Measurement falls flat without effective communication
While an effective health equity strategy starts with better measurement, it can fall flat if not communicated effectively. Sg2 recently led an exercise with over 100 healthcare organizations across 35 states to evaluate the organizations’ readiness for implementing a successful health equity strategy. While most participants scored favorably in their ability to collect data, nearly 60% received their lowest scores in the assessment when it came to communicating their findings effectively. Without a clear understanding of how to translate data into valuable insights and recommendations, organizations lose the opportunity to gain buy-in from internal and external stakeholders.
Organizations must keep their end-user at the forefront when communicating. Creating content in a context familiar to their audience can help ensure the signal is not lost in the noise. Sg2 outlines a few examples:
One-page handouts for community members and leaders with graphics rather than paragraphs of text
Collaborative hubs for partner organizations to sync clinical data sets that can identify opportunities for codeveloping health equity interventions
Easily accessible dashboards for C-suite and hospital leaders that clearly display relevant data with indicators for progress and a summary of historical performance
Measurement and action go hand-in-hand
Wald’s counterintuitive discovery saved lives and contributed seminal work to his field — but imagine if the U.S. military had not taken his recommendation seriously. At the same time, had the military not prioritized measurement, Wald may have never had the opportunity to make his discovery in the first place.
Measurement and action need each other.
If leaders refuse to acknowledge the power of effective measurement as they devise their health equity strategy, or those tasked with doing the measuring are unable to properly communicate their findings, both efforts are wasted.
But as I mentioned, hospitals cannot shoulder this alone. One Vizient member modeled the way for collaboration after identifying the need for more education and support for uninsured patients with Type-2 diabetes and those with a pre-diabetic diagnosis. They partnered with a local YMCA to offer a yearlong program for diabetes prevention and a 12-week program for diabetes control that included programs focused on nutrition, physical activity and weight reduction. They also offered motivators such as free personal training and grocery store gift cards to keep participants engaged.
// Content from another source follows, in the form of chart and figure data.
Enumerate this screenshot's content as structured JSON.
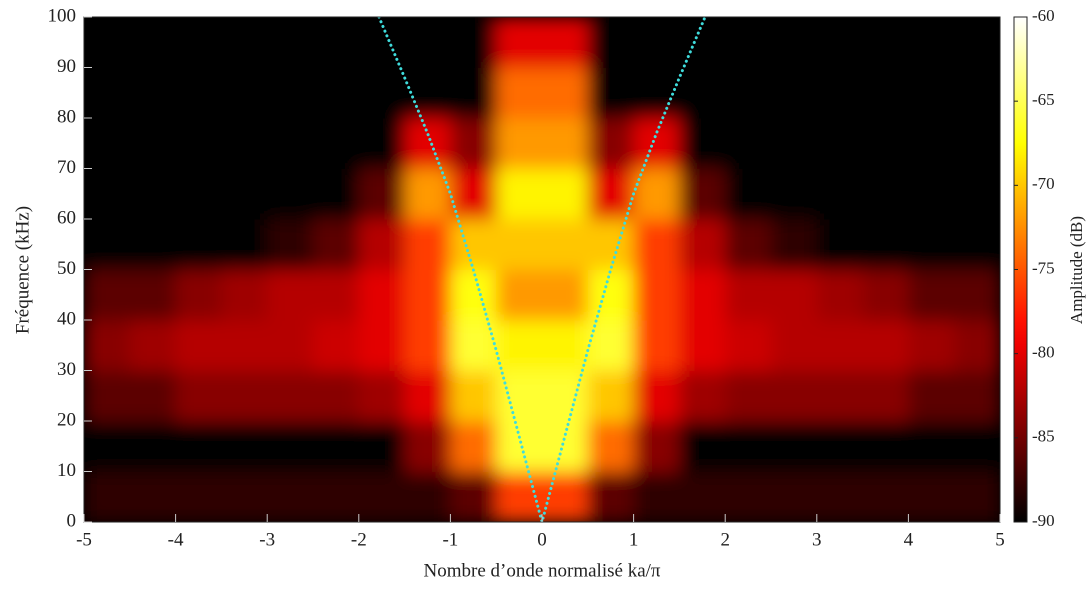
{
  "chart_data": {
    "type": "heatmap",
    "x_label": "Nombre d’onde normalisé ka/π",
    "y_label": "Fréquence (kHz)",
    "colorbar_label": "Amplitude (dB)",
    "colormap": "hot",
    "xlim": [
      -5,
      5
    ],
    "ylim": [
      0,
      100
    ],
    "xticks": [
      -5,
      -4,
      -3,
      -2,
      -1,
      0,
      1,
      2,
      3,
      4,
      5
    ],
    "yticks": [
      0,
      10,
      20,
      30,
      40,
      50,
      60,
      70,
      80,
      90,
      100
    ],
    "zlim": [
      -90,
      -60
    ],
    "zticks": [
      -90,
      -85,
      -80,
      -75,
      -70,
      -65,
      -60
    ],
    "x_bins": [
      -5,
      -4.5,
      -4,
      -3.5,
      -3,
      -2.5,
      -2,
      -1.5,
      -1,
      -0.5,
      0,
      0.5,
      1,
      1.5,
      2,
      2.5,
      3,
      3.5,
      4,
      4.5,
      5
    ],
    "y_bins": [
      0,
      10,
      20,
      30,
      40,
      50,
      60,
      70,
      80,
      90,
      100
    ],
    "z": [
      [
        -88,
        -88,
        -88,
        -88,
        -88,
        -88,
        -88,
        -88,
        -86,
        -76,
        -76,
        -86,
        -88,
        -88,
        -88,
        -88,
        -88,
        -88,
        -88,
        -88
      ],
      [
        -90,
        -90,
        -90,
        -90,
        -90,
        -90,
        -90,
        -84,
        -74,
        -66,
        -66,
        -74,
        -84,
        -90,
        -90,
        -90,
        -90,
        -90,
        -90,
        -90
      ],
      [
        -86,
        -86,
        -84,
        -84,
        -84,
        -84,
        -83,
        -80,
        -70,
        -66,
        -66,
        -70,
        -80,
        -83,
        -84,
        -84,
        -84,
        -84,
        -86,
        -86
      ],
      [
        -84,
        -83,
        -82,
        -82,
        -82,
        -81,
        -80,
        -76,
        -66,
        -68,
        -68,
        -66,
        -76,
        -80,
        -81,
        -82,
        -82,
        -82,
        -83,
        -84
      ],
      [
        -86,
        -86,
        -84,
        -83,
        -82,
        -82,
        -80,
        -76,
        -67,
        -72,
        -72,
        -67,
        -76,
        -80,
        -82,
        -82,
        -83,
        -84,
        -86,
        -86
      ],
      [
        -90,
        -90,
        -90,
        -90,
        -88,
        -86,
        -82,
        -76,
        -70,
        -70,
        -70,
        -70,
        -76,
        -82,
        -86,
        -88,
        -90,
        -90,
        -90,
        -90
      ],
      [
        -90,
        -90,
        -90,
        -90,
        -90,
        -90,
        -86,
        -72,
        -80,
        -68,
        -68,
        -80,
        -72,
        -86,
        -90,
        -90,
        -90,
        -90,
        -90,
        -90
      ],
      [
        -90,
        -90,
        -90,
        -90,
        -90,
        -90,
        -90,
        -80,
        -84,
        -72,
        -72,
        -84,
        -80,
        -90,
        -90,
        -90,
        -90,
        -90,
        -90,
        -90
      ],
      [
        -90,
        -90,
        -90,
        -90,
        -90,
        -90,
        -90,
        -90,
        -90,
        -74,
        -74,
        -90,
        -90,
        -90,
        -90,
        -90,
        -90,
        -90,
        -90,
        -90
      ],
      [
        -90,
        -90,
        -90,
        -90,
        -90,
        -90,
        -90,
        -90,
        -90,
        -80,
        -80,
        -90,
        -90,
        -90,
        -90,
        -90,
        -90,
        -90,
        -90,
        -90
      ]
    ],
    "curve": {
      "color": "#3fdcdc",
      "x": [
        -1.78,
        -1.5,
        -1.25,
        -1,
        -0.75,
        -0.5,
        -0.25,
        0,
        0.25,
        0.5,
        0.75,
        1,
        1.25,
        1.5,
        1.78
      ],
      "y": [
        100,
        88,
        77,
        65,
        50,
        34,
        17,
        0,
        17,
        34,
        50,
        65,
        77,
        88,
        100
      ]
    }
  }
}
One-third of participants in the prevention program achieved 5% weight loss, and control program participants improved their glycemic levels by 18%, along with a 30% decrease in depressive symptoms.
While more work is needed to develop standardized measurement practices for health equity and social determinants of health at the national level, Vizient’s Vulnerability Index and CDB are pioneering insights to equip organizations with the information they need to make the best decisions for their communities. When hospitals and health systems are focused on sound measurement, effective communication and local partnership, they set the table for transformative action. But just as the disparities we seek to eliminate are often hidden beneath the surface, so too are the underlying biases of our own measurement practices. We cannot focus on a returning plane’s war-torn wings. Rather, we must look deeper to find and protect what is truly vulnerable.
About the author: Byron Jobe is president and chief executive officer of Vizient. Jobe has been with the company for over 10 years and he has a long history of leadership roles in the health care industry, including in the areas of strategy, operations and finance. Jobe began his career at PricewaterhouseCoopers, and he has a broad and diverse experience, including later positions with Baylor Scott & White Health, Healthvision and Vizient.